Above, if you have QEMU guest agent installed in your virtual machine, use the --quiesce option with virsh snapshot-create-as [...] to ensure you have a consistent disk state.

Optionally, you can also supply the --no-metadata option to virsh snapshot-create-as to tell libvirt not track the snapshot metadata. Otherwise, when you decide to merge snapshot overlays, you have to explicitly clean the libvirt metadata using virsh snapshot-delete vm1 --metadata [name|--current].

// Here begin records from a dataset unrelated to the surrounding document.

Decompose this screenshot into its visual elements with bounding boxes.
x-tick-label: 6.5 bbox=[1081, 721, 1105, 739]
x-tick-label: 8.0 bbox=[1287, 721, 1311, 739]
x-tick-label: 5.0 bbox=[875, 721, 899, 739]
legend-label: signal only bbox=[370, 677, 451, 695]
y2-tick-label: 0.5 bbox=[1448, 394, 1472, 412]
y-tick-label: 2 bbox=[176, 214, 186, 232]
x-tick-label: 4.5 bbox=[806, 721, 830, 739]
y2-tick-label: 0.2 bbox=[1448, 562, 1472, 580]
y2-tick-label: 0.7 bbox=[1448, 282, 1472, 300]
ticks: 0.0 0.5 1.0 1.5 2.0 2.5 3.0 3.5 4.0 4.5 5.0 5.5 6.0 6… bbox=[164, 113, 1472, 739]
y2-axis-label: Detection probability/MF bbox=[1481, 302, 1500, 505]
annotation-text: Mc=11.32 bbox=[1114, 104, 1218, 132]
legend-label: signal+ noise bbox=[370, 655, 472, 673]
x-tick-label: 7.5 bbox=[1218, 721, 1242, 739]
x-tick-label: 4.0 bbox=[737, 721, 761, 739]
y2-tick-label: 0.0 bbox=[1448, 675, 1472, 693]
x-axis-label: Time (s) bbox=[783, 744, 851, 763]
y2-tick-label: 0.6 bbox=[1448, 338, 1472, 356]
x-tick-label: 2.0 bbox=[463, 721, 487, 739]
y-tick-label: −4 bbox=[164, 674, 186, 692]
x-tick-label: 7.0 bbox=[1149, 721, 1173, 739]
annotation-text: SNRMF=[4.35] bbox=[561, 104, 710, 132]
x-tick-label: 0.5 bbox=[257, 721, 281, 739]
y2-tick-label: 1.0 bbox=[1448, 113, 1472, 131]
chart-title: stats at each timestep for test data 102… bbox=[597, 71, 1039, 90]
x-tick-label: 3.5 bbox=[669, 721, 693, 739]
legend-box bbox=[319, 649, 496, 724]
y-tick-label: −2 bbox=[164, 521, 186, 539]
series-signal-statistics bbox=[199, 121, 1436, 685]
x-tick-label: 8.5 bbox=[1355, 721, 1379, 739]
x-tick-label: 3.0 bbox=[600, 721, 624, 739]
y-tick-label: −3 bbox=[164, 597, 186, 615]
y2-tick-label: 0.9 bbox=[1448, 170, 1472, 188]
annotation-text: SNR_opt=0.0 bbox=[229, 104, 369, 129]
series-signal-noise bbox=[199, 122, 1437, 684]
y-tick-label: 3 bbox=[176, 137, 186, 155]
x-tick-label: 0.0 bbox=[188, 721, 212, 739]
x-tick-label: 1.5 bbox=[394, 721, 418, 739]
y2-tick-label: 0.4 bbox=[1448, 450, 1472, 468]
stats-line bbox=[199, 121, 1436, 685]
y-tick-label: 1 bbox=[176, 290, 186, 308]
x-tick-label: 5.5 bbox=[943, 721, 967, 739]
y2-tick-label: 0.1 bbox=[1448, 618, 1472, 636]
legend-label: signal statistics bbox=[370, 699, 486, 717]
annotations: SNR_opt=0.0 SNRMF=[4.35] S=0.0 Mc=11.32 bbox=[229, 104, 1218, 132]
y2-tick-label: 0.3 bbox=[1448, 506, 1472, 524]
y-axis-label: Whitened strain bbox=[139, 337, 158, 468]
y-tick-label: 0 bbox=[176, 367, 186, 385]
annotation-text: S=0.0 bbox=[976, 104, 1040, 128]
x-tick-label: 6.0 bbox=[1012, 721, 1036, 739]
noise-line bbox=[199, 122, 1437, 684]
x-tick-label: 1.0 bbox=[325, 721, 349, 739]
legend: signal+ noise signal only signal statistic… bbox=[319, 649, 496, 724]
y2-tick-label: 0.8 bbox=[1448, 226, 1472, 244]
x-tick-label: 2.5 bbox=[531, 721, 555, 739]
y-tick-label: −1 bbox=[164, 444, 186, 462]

  1. Now, take a backup the original image, base.raw, to a different location using cp or rsync:

    $ cp /var/lib/libvirt/images/base.raw
        /export/backups/copy1_base.raw
    
    # Or:
    
    $ rsync -avhW --progress /var/lib/libvirt/images/base.raw \
        /export/backups/copy1_base.raw
  2. Enumerate the current block device(s) in use, again. Notice that the current disk image in use is the above-created overlay, overlay1.qcow2:

    $ virsh domblklist vm1
    Target     Source
    ------------------------------------------------
    vda        vda,file=/var/lib/libvirt/images/overlay1.qcow2
  3. Once the backup of the original image completes, now perform the "active block-commit" to live-merge the contents of overlay1.qcow2 into base.raw and pivot the live QEMU back to the original:

    $ virsh blockcommit vm1 vda --active --verbose --pivot
  4. After the above operation completes, again list the current block device(s) in use. And notice that the live QEMU is now writing to the original base image:

    $ virsh domblklist vm1
    Target     Source
    ------------------------------------------------
    vda        /var/lib/libvirt/images/base.raw

The final updated disk image "chain" will be a single consolidated disk:

[base.raw] (live QEMU)

Now you can safely discard the overlay image, overlay1.qcow2 — it is no longer valid; and its contents are now fully merged into the base image.